AlignGuard-LoRA:基於費雪引導分解與黎曼-測地線碰撞正則化的對齊保持微調
AlignGuard-LoRA: Alignment-Preserving Fine-Tuning via Fisher-Guided Decomposition and Riemannian-Geodesic Collision Regularization
August 4, 2025
作者: Amitava Das, Abhilekh Borah, Vinija Jain, Aman Chadha
cs.AI
摘要
低秩適應(LoRA)已成為高效微調大型語言模型(LLM)的標準工具。然而,即便是微小的LoRA更新也可能引發對齊漂移,通過糾纏的參數變化削弱安全性和行為約束。為解決這一問題,我們提出了對齊守護-LoRA(AGL),這是一個在微調過程中保持對齊的原則性框架。AGL引入了幾個關鍵組件:用於監督的主任務損失、基於費舍爾信息矩陣的正則化以限制在對齊敏感子空間中的更新,以及任務特定的正則化以穩定新知識的整合。我們進一步引入了碰撞感知正則化,融合了黎曼重疊——懲罰坐標方向上的干擾——和測地線分離——鼓勵不相交的更新幾何。我們精心設計了DriftCaps,這是一個針對安全和危險提示的診斷基準,旨在量化對齊漂移和安全性退化。

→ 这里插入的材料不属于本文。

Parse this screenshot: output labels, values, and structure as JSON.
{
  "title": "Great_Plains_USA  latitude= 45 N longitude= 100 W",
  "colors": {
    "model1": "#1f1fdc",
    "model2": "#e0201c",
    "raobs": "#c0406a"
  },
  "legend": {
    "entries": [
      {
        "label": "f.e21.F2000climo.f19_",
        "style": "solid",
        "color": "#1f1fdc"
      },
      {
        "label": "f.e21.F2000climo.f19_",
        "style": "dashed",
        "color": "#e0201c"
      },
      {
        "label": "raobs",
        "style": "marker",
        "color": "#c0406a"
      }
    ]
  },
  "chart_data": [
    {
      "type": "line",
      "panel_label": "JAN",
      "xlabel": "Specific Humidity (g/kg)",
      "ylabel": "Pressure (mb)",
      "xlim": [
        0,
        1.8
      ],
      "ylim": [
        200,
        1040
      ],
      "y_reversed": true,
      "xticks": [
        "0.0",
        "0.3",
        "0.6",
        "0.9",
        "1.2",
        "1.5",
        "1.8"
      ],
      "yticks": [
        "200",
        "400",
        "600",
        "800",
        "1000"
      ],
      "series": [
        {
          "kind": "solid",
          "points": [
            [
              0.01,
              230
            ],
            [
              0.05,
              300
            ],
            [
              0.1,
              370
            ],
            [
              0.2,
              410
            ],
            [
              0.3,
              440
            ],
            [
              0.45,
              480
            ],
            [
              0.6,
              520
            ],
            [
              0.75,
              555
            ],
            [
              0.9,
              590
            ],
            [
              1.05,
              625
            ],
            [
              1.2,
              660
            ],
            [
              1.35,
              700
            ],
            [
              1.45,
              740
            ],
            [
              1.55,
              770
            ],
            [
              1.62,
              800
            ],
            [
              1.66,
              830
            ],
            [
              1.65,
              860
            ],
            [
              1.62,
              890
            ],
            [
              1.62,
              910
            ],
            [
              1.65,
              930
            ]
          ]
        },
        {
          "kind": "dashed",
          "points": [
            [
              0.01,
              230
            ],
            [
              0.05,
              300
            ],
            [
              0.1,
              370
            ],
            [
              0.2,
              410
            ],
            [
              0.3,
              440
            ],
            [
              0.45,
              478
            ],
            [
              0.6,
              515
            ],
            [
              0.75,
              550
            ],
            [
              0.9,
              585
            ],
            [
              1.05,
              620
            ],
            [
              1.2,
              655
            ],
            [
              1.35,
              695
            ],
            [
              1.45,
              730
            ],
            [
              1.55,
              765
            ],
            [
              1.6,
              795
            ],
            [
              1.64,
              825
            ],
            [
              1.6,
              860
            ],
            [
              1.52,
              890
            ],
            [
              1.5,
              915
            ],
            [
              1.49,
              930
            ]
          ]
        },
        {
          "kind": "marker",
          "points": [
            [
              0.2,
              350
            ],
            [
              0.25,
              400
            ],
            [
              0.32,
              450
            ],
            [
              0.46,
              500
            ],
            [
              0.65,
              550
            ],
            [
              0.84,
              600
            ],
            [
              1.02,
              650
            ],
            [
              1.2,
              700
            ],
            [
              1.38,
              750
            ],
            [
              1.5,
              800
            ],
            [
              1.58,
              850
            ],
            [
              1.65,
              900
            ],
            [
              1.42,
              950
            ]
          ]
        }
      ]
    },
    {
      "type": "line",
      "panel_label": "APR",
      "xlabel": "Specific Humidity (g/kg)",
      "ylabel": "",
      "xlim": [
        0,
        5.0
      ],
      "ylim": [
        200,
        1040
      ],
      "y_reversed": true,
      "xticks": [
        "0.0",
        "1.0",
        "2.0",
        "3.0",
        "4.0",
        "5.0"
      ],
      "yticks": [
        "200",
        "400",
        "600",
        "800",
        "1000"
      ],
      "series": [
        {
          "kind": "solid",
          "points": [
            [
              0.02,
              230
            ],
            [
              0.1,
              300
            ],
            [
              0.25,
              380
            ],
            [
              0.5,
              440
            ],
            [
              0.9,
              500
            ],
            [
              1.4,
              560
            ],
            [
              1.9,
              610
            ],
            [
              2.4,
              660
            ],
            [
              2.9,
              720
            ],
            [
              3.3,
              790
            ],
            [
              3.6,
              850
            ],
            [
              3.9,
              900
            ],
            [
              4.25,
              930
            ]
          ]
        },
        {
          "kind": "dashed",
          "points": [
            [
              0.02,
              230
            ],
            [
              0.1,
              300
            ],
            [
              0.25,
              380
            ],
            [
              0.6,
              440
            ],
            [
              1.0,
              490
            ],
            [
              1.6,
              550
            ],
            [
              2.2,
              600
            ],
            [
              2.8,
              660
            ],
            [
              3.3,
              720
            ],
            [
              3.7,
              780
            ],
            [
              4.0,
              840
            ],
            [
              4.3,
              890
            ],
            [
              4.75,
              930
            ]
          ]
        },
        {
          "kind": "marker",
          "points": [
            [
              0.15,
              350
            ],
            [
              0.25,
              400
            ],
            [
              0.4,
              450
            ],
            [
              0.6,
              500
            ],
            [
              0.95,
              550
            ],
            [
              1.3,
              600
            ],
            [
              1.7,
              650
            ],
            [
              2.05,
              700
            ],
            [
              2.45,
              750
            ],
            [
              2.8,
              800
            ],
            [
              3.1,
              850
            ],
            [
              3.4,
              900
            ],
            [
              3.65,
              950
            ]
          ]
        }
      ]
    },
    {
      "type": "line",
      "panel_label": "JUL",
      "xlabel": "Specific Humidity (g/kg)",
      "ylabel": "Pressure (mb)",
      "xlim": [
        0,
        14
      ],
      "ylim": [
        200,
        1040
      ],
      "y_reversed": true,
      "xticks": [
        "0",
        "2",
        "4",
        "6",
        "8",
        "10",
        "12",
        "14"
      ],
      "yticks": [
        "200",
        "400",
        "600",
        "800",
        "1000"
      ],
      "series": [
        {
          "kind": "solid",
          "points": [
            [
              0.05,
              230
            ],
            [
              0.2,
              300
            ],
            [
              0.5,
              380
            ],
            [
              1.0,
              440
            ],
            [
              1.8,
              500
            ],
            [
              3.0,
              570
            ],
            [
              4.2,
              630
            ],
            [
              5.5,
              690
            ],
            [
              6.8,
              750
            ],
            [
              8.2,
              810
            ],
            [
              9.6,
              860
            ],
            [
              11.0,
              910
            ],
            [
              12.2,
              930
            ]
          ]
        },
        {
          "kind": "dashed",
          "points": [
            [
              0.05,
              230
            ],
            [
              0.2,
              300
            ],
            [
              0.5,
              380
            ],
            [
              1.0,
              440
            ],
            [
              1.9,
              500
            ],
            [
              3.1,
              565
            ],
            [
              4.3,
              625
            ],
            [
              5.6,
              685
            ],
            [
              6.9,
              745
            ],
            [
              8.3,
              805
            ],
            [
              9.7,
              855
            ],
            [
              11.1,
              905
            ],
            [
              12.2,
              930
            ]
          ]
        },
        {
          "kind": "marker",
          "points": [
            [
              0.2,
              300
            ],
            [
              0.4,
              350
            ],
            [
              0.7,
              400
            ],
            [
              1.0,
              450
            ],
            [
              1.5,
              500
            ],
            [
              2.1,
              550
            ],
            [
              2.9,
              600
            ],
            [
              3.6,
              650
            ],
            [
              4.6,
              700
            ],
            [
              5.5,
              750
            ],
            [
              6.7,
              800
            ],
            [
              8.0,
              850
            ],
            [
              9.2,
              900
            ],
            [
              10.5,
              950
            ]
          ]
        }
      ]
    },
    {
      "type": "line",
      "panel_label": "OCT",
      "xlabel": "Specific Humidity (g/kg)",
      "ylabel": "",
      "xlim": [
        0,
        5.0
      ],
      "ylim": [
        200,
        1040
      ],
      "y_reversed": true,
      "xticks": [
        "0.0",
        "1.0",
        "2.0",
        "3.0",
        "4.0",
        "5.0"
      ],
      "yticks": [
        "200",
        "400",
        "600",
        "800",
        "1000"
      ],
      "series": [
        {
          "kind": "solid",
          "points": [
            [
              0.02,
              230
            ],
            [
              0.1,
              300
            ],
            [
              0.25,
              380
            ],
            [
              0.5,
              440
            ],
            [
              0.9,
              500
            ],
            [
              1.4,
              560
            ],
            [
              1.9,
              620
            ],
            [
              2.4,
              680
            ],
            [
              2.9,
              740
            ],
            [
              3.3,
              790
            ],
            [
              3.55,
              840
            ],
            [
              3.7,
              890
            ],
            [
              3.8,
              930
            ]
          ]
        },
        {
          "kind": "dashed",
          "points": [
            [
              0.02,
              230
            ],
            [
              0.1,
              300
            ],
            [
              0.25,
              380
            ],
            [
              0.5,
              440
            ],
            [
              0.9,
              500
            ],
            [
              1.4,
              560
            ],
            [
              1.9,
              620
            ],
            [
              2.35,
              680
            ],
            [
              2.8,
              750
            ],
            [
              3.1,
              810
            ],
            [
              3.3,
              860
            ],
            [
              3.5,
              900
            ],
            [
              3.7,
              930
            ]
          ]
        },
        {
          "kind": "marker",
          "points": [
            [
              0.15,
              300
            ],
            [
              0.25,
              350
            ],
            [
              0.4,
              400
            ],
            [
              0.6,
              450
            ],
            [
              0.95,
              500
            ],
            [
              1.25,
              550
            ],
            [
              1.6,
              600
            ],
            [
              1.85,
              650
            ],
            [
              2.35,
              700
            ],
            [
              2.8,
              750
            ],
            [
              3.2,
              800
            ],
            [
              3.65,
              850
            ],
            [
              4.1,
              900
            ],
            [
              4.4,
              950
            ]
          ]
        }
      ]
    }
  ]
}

實證評估表明,AGL在安全關鍵基準上將對齊漂移減少了高達50%,而不降低下游任務的性能。全面的消融實驗證實,每個組件在保持潛在安全行為方面都有獨特貢獻。最後,我們推導並驗證了災難性遺忘的縮放定律,揭示了AGL在保持適應動態的同時,平抑了微調後的損失上升。AGL是LoRA的一種結構性改進,確保了對齊的保持,且僅需最小的權衡。為鼓勵進一步探索和開發,我們開源了我們的實現。
English
Low-rank adaptation (LoRA) has become a standard tool for efficiently
fine-tuning large language models (LLMs). Yet, even minor LoRA updates can
induce alignment drift, weakening safety and behavioral constraints through
entangled parameter changes. To address this, we propose AlignGuard-LoRA (AGL),
a principled framework for preserving alignment during finetuning. AGL
introduces several key components: a primary task loss for supervision, Fisher
Information Matrix-based regularization to restrict updates in
alignment-sensitive subspaces, and task-specific regularization to stabilize
the integration of new knowledge. We further introduce collision-aware
regularization, blending Riemannian overlap -- which penalizes coordinate-wise
interference -- and geodesic separation -- which encourages disjoint update
geometry. We curate DriftCaps, a targeted diagnostic benchmark of safe and
unsafe prompts designed to quantify alignment drift and safety degradation.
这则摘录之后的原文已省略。